If difficulty is unique to each individual, and making a game accessible eliminates barriers for disabled players, what about a game’s challenge? Can you make a game challenging but also make it accessible? Turns out, you can. There are some fantastic video games that keep challenge intact while being accessible for disabled players. Here are three exceptional examples that came out in 2023.
Forza Motorsport
An in-the-weeds racing sim may not seem accessible on the surface, but the team at Forza developer Turn 10 Studios has introduced some incredible innovations to enable more people to enjoy their game. They made the latest Forza accessible to blind players with a new feature called “Blind Drive Assist,” which gives audio cues to let them know where they are on the track at all times. True to the series’s simulation roots, Forza Motorsport just provides info about the track—it’s still up to the player to decide how they want to race.
Street Fighter 6
This game is huge for disabled fighting game fans. It includes three distinct input modes—Dynamic, Modern, and Classic—and the option to use simplified control schemes makes it super welcoming to many disabled players. It gives folks who don’t have much experience with this intimidating genre the opportunity to learn and progress. Then they can train with a favorite fighter and even get into competitive play, because Modern controls are allowed in official Street Fighter tournaments.
Star Wars Jedi Survivor
When Fallen Order came out, reviews widely compared the game’s parrying and dodging system to Dark Souls. But EA’s Star Wars games also include multiple difficulty modes that make the combat system a little more generous for those who need it. With Jedi Survivor, the Respawn team added a ton more accessibility features, such as an option to slow down the game if you need extra time for parries and dodges. They also added a new difficulty mode, Jedi Padawan, based on player feedback.
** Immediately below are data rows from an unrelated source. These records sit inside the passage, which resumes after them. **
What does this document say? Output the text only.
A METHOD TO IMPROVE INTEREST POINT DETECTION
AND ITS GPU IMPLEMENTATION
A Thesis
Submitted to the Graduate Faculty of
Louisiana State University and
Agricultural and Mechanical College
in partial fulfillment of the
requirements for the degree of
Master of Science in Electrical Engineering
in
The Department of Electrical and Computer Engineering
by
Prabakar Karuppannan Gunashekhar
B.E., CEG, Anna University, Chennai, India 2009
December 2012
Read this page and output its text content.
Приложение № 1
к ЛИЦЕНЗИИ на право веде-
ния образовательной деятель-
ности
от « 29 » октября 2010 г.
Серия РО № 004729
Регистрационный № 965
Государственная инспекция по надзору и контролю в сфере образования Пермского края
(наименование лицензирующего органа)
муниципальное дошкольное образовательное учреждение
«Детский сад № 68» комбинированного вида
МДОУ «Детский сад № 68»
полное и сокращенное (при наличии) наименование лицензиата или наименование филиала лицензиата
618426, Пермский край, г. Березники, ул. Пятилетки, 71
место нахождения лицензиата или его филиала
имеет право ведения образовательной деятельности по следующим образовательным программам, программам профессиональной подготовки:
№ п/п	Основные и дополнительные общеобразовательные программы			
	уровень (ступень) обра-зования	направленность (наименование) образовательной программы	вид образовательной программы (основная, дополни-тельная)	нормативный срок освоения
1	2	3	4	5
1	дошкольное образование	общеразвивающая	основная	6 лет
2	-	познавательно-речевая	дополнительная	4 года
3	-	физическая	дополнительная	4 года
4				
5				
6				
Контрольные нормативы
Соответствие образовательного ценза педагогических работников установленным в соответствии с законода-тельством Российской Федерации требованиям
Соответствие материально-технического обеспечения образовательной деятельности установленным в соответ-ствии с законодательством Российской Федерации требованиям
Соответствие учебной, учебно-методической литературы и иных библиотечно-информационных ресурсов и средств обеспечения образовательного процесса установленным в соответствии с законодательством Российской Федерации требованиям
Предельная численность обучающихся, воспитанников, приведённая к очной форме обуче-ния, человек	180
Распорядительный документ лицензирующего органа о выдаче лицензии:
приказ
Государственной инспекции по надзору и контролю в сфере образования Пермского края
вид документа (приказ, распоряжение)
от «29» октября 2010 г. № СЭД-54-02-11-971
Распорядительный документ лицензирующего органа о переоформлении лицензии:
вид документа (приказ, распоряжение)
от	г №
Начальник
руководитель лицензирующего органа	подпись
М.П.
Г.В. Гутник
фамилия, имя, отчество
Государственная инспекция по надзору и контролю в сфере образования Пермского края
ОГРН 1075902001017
There are a lot of misconceptions about accessibility and disabled players. And if you have some of those misconceptions, that’s okay. If you are not exposed to how a disabled player may need accessibility, or you’re not around disabled people in your day-to-day life, you may not think about the needs of disabled players at all. But I hope this leaves you with a better understanding of accessibility and how we, as advocates, consultants, and developers, are not trying to take your game away from you. Accessibility simply helps us choose what we want to play—rather than having that choice made for us.